When Jackson State athletic director Ashley Robinson told his Jackson State school president Thomas Hudson that he was going after Deion Sanders to as head football coach, Hudson was all-in. But many media pundits and shock jocks questioned the move. Many believing it wouldn’t work. Thus far that duo is looking like a match made in heaven. During his introductory press conference, Sanders stressed the importance of his commitment to excellence in any and everything he does.
“I have a commitment to excellence in each and everything I do.
“We’re going to win. We’re going to look good while we win, and we’re going to have a good time while we win.”
Those words seem to resonate through halls of the Lee E. Williams Athletics and Assembly Center. And throughout the bowels of the JSU Practice Pavilion and Walter Payton Health and Recreation Center.
They also excited Sanders’ boss, Robinson who never once questioned was it the right decision. In fact, Hudson during Sanders introductory both Robinson and Hudson talked about the power move to bring in Sanders. Hudson said it was a “grace of God” hiring.
“These things just come together. We’re so ver fortunate to really fortunate to be in this apace and to have a man someone like this joining us.”
While Robinson piggybacked Sanders’ sentiments on winning at a high-level.
“We expect to compete for and win championships at Jackson State, and coach Sanders will help us achieve our goals.”

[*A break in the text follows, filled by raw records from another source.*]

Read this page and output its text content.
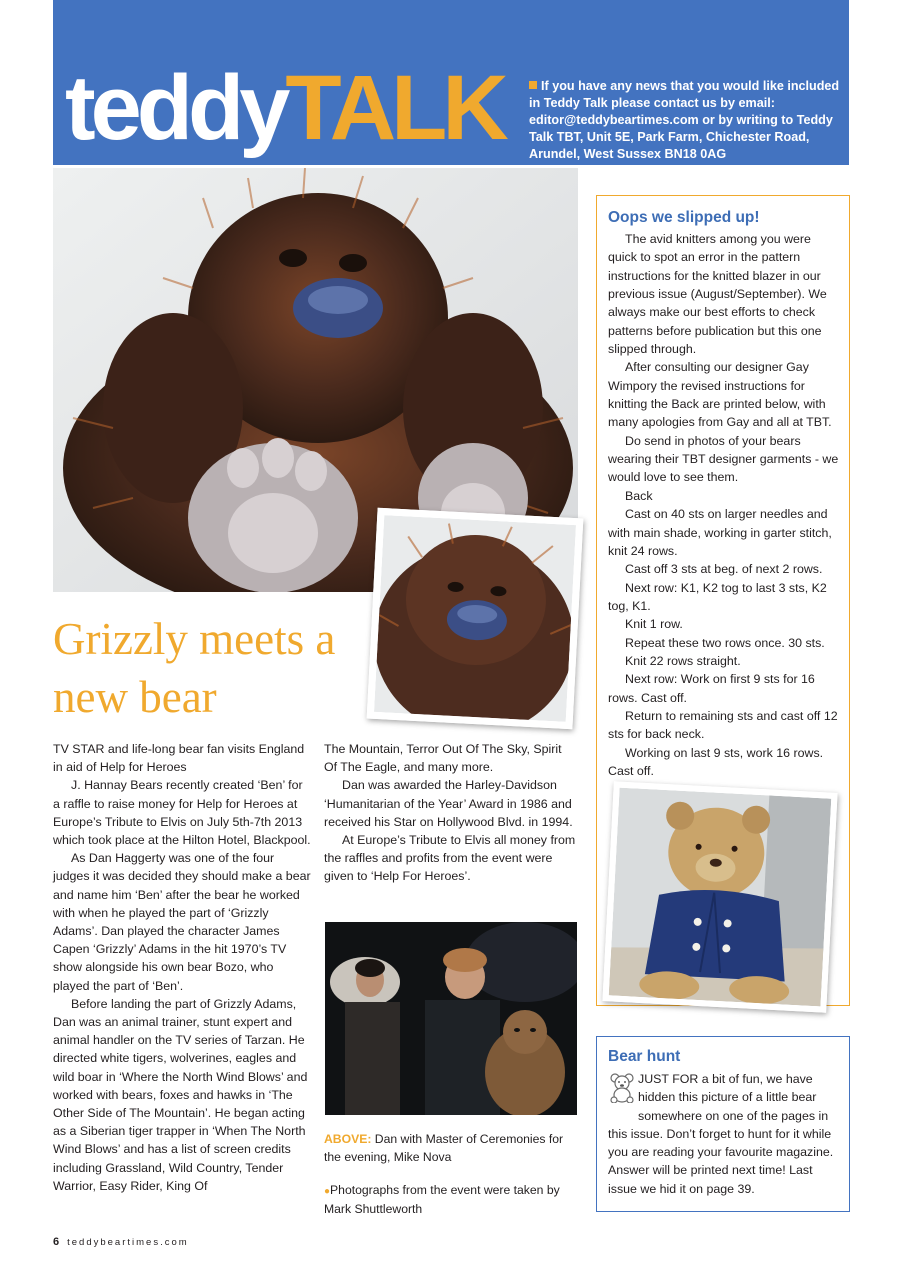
teddyTALK	If you have any news that you would like included in Teddy Talk please contact us by email: editor@teddybeartimes.com or by writing to Teddy Talk TBT, Unit 5E, Park Farm, Chichester Road, Arundel, West Sussex BN18 0AG
Grizzly meets a new bear

TV STAR and life-long bear fan visits England in aid of Help for Heroes

J. Hannay Bears recently created ‘Ben’ for a raffle to raise money for Help for Heroes at Europe’s Tribute to Elvis on July 5th-7th 2013 which took place at the Hilton Hotel, Blackpool.

As Dan Haggerty was one of the four judges it was decided they should make a bear and name him ‘Ben’ after the bear he worked with when he played the part of ‘Grizzly Adams’. Dan played the character James Capen ‘Grizzly’ Adams in the hit 1970’s TV show alongside his own bear Bozo, who played the part of ‘Ben’.

Before landing the part of Grizzly Adams, Dan was an animal trainer, stunt expert and animal handler on the TV series of Tarzan. He directed white tigers, wolverines, eagles and wild boar in ‘Where the North Wind Blows’ and worked with bears, foxes and hawks in ‘The Other Side of The Mountain’. He began acting as a Siberian tiger trapper in ‘When The North Wind Blows’ and has a list of screen credits including Grassland, Wild Country, Tender Warrior, Easy Rider, King Of

The Mountain, Terror Out Of The Sky, Spirit Of The Eagle, and many more.

Dan was awarded the Harley-Davidson ‘Humanitarian of the Year’ Award in 1986 and received his Star on Hollywood Blvd. in 1994.

At Europe’s Tribute to Elvis all money from the raffles and profits from the event were given to ‘Help For Heroes’.

ABOVE: Dan with Master of Ceremonies for the evening, Mike Nova

●Photographs from the event were taken by Mark Shuttleworth

Oops we slipped up!

The avid knitters among you were quick to spot an error in the pattern instructions for the knitted blazer in our previous issue (August/September). We always make our best efforts to check patterns before publication but this one slipped through.

After consulting our designer Gay Wimpory the revised instructions for knitting the Back are printed below, with many apologies from Gay and all at TBT.

Do send in photos of your bears wearing their TBT designer garments - we would love to see them.

Back

Cast on 40 sts on larger needles and with main shade, working in garter stitch, knit 24 rows.

Cast off 3 sts at beg. of next 2 rows.

Next row: K1, K2 tog to last 3 sts, K2 tog, K1.

Knit 1 row.

Repeat these two rows once. 30 sts.

Knit 22 rows straight.

Next row: Work on first 9 sts for 16 rows. Cast off.

Return to remaining sts and cast off 12 sts for back neck.

Working on last 9 sts, work 16 rows. Cast off.

Bear hunt
JUST FOR a bit of fun, we have
hidden this picture of a little bear
somewhere on one of the pages in
this issue. Don’t forget to hunt for it while you are reading your favourite magazine. Answer will be printed next time! Last issue we hid it on page 39.
6 teddybeartimes.com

Sanders Hasn’t Let Either Hudson Or Robinson Down:
After the 2020 fall SWAC season was canceled, Sanders began his first season during the SWAC’a abbreviated spring season. The Tigers went (4-3), but Sanders wasn’t satisfied and refused to use COVID-19 as an excuse. He just took the time to make his team better for the 2021 season, his first full season at the helm. The Tigers hit the road running winning their first SWAC championship since 2007. They also participated in the Celebration Bowl, a de facto Black College Football championship game played in Atlanta which features the SWAC champion vs MEAC champion.
Sanders is no dummy and he knows in order to compete at the level he envisions he must recruit at a high-level. That’s what he did with his 2021 and 2022 class. The Tigers 2021 ranked 55th nationally, the highest ranking ever for an HBCU or FCS program. But, 2021 was just an indication as to what Sanders could do on the recruiting trail. In 2022, he did the unthinkable by getting the nation’s top-ranked recruit Travis Hunter to flip from he alma mater, Florida State. The move sent shockwaves through the sport, but Sanders wasn’t done he then added another top-50 recruit in Kevin Coleman, plus 17 impact transfers including four former four-star recruits.
Heading Into Year 3 Sanders Has Helped Changed HBCU Football From A Visibility, Exposure And Revenue Accrued Standpoint
As HBCU football embarks on the 2022 college football season, there’s a myriad of things going on that are great for all parties involved. First in April there were four HBCU players drafted, and as today all four are in line to make their team’s roster. Plus there were a record 24 players who signed minicamp and training camp deals. As of today a handful of them are still vying to make an NFL roster. That’s a direct result of exposure and visibility, albeit on ESPN or media mogul Byron Allen’s new venture “HBCUGo,” a streaming service with nothing but HBCU football coverage.
Throw-in the endorsement deals with Pepsi, Gillette and Cricket, and that’s all a product of
Sanders work to bring visibility and exposure to all of HBCU football not just JSU.
While the outspoken and brash Sanders has been an opponent of the NIL, he’s also said on many occasions he’s for it if it’s done right. But he’s also quick to say players need to focus on playing at the next level and not so much on NIL deals.
Year three for Sanders in Jackson, Mississippi kicks off this weekend with a visit to South Florida to take on FAMU Rattlers in the “Orange Blossom Classic.”